The Columbia Journalism Review published that journalism schools are still not doing enough to teach young journalists about cyber security. Credit: Pexels

This year, an article in the Columbia Journalism Review explored how basic cyber security intelligence has become “essential” for all journalists. But based on data collected by the Citizen Lab, most journalism schools are still not doing enough to prepare young journalists for online dangers that threaten to expose their sources and colleagues.

We sat down with RSJ data journalism professor and CBC senior developer of news interactives, William Wolfe-Wylie, to compile a list of 10 things every journalist needs to know about cyber security.

Wolfe-Wylie said cyber security is particularly important for journalists because they are public figures who tend to be “rocking the boat,” which often makes them targets for hackers.

“They’re targets of people who disagree with their coverage. They’re targets of people who are in positions of power. They’re targets of people who want a heads up on what tomorrow’s news is going to be. They’re targets of rivals,” he said. “But none of those things are particularly unique to journalists. … These same techniques apply to the vast majority of humanity. Journalists, as members of the vast majority of humanity, get to be concerned about it.”

Here are Wolf-Wylie’s ten tips: 

1. Practice threat measuring

The most important thing journalists can do is start thinking like hackers.  He encourages journalists to ask themselves, “What information would a hacker want to know?”  Threat-measuring also includes evaluating the risk of being hacked by: thinking about the information and sources you’re dealing with; asking who would want to access that information; and understanding how far they would go to get it. “Depending on what information they want, you have to decide if you’re okay with them getting it,” he said.

2. Understand what data sites are surveilling

Wolfe-Wylie said beyond the surface of information we see on public sites like Twitter, Instagram and Facebook is a library of metadata, background data that provides detailed descriptions about how you use those services.

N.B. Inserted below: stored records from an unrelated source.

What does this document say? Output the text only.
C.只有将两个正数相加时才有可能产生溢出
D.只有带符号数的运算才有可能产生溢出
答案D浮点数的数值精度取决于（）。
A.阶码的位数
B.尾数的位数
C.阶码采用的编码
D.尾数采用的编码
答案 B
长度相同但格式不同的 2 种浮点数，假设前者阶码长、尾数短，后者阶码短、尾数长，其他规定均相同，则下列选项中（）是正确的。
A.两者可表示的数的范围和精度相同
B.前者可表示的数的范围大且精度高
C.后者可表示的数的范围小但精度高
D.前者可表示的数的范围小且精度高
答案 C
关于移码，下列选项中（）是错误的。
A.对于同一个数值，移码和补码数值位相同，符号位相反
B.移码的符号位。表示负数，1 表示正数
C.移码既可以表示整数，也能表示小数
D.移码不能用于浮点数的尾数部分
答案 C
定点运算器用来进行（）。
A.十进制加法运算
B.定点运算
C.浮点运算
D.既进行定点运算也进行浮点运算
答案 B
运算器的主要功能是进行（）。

He said the main thing to remember when you feed data into these sites is that some of your data will be available publicly (depending on your privacy settings), making you subject to surveillance. In some cases, the security of those sites can be breached. In fact, breaches happen quite frequently. Wolfe-Wylie said knowing that you might be being watched and understanding how it happens is good practice for everyone online. Some people will make the call that they are fine with being spied on … but others will want to take measures to protect themselves,” he said.

3. Protect your passwords

Password managers are a good way to protect your information from hackers. He recommends 1password and Lastpass.

4. Always use two-factor authentication

Using a password manager is only the starting point. Wolfe-Wylie recommends journalists use two-factor authentication for two reasons; to add another layer of protection and to be notified when someone else is logging into your account.

5. Turn on ad-blocker when possible

“I hate telling this to journalists,” he said, but it’s important because ads can be the first point of access for hackers.

6. Use a VPN when on public WiFi

Wolfe-Wylie said journalists are especially vulnerable when they’re on public WiFi. If you’re ever on public wifi … be on a VPN. It prevents people from snooping into what your browsing,” he said.

7. HTTPS everywhere

This browser extension is a free service that automatically makes websites more secure by using a secure HTTPS connection instead of just a HTTP one.  Put simply, this service prevents people from snooping on you while you’re browsing on public WiFis.

8. Turn off devices

When crossing international borders and you want to protect your information, or if you have an inkling that you might be the target of a police raid, turning off your phone is the first line of defence against the authorities. “When I have my phone unlocked, it is wide open,” said Wolfe-Wylie. “You plug in your police device or your surveillance device and you can download everything on my phone. But if I turn off my device, then the whole device is encrypted and you can’t get anything off of it. It’s a brick as far as they’re concerned.”

9. Use a passcode or password, instead of finger or face verification

Wolfe-Wylie said the second line of defence against authorities is turning off finger and face verification on your devices and using a passcode instead.  “With a passcode the [device] remains encrypted,” he said. “You can refuse to give a passcode and that is protected under the [Charter of Rights and Freedoms], you can refuse to divulge information. They can ask you for your passcode as much as they want but you don’t have to give that to them. Protecting your face from them and protecting your thumb from them are harder to do.”

10. Leave devices at home

If you think you can prevent your device from spying on you, think again, because it’s basically impossible.  So when you need to protect your source’s identity, Wolfe-Wylie explains it simply, “just leave [the devices] at home.”  He says to meet sources without tapping cards on transit systems, bringing phones in your pockets or wearing watches on your wrist. If it is digital, it can be tracked.  “Use an old-fashioned pen and paper to take notes (and) an old-fashioned tape machine, if absolutely necessary.”